Copyright Notice

This text is copyright by CMP Media, LLC, and is used with their permission. Further distribution or use is not permitted.

This text has appeared in an edited form in SysAdmin/PerformanceComputing/UnixReview magazine. However, the version you are reading here is as the author originally submitted the article for publication, not after their editors applied their creativity.

Please read all the information in the table of contents before using this article.

Unix Review Column 22 (Oct 1998)

You can save a lot of time by using prewritten modules effectively. Many modules are included with the Perl distribution, but an enormous number are available (for free!) in the Comprehensive Perl Archive Network (called the CPAN). If you're new to the idea of downloadable modules for Perl, you should browse http://www.perl.com/CPAN/CPAN.html to get a feel for what's available.

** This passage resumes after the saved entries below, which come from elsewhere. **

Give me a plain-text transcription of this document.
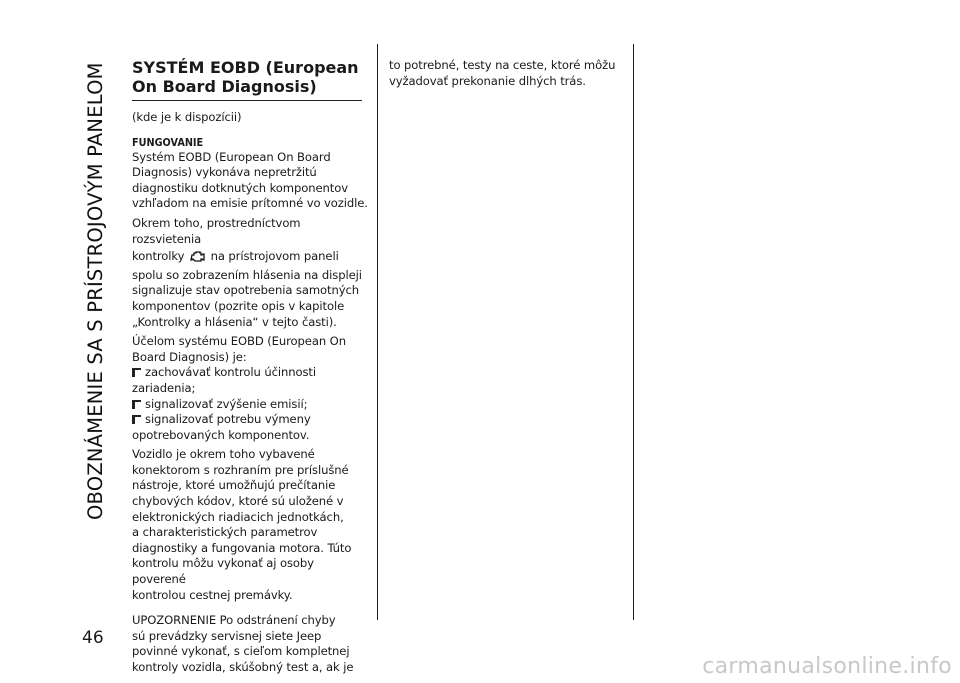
OBOZNÁMENIE SA S PRÍSTROJOVÝM PANELOM
46
SYSTÉM EOBD (European
On Board Diagnosis)

(kde je k dispozícii)

FUNGOVANIE
Systém EOBD (European On Board
Diagnosis) vykonáva nepretržitú
diagnostiku dotknutých komponentov
vzhľadom na emisie prítomné vo vozidle.
Okrem toho, prostredníctvom rozsvietenia
kontrolky na prístrojovom paneli
spolu so zobrazením hlásenia na displeji
signalizuje stav opotrebenia samotných
komponentov (pozrite opis v kapitole
„Kontrolky a hlásenia“ v tejto časti).
Účelom systému EOBD (European On
Board Diagnosis) je:
zachovávať kontrolu účinnosti
zariadenia;
signalizovať zvýšenie emisií;
signalizovať potrebu výmeny
opotrebovaných komponentov.
Vozidlo je okrem toho vybavené
konektorom s rozhraním pre príslušné
nástroje, ktoré umožňujú prečítanie
chybových kódov, ktoré sú uložené v
elektronických riadiacich jednotkách,
a charakteristických parametrov
diagnostiky a fungovania motora. Túto
kontrolu môžu vykonať aj osoby poverené
kontrolou cestnej premávky.
UPOZORNENIE Po odstránení chyby
sú prevádzky servisnej siete Jeep
povinné vykonať, s cieľom kompletnej
kontroly vozidla, skúšobný test a, ak je
to potrebné, testy na ceste, ktoré môžu
vyžadovať prekonanie dlhých trás.
carmanualsonline.info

Installing CPAN modules has even been made pretty easy with the CPAN.pm module (built in to Perl). For example, if I needed the Foo::Bar module from the CPAN, it's as simple as typing:

    $ perl -MCPAN -eshell
    cpan shell -- CPAN exploration and modules installation (vX.XX)
    ReadLine support enabled
    cpan> install Foo::Bar
    [messages about fetching, unpacking,
    compiling, testing, and installing appear here]
    cpan> quit

The first time you do this, you might have to answer some questions about the way to fetch things from the net, or where the nearest CPAN archive is located. Use http://www.perl.com/CPAN/ if you're not sure. Also, if you're not the system administrator, you'll need to add PREFIX=/some/path/you/can/write to the makepl_arg configuration parameter to install the binaries, modules, and documentation below that PREFIX, rather than the system directories. See perldoc CPAN for more information.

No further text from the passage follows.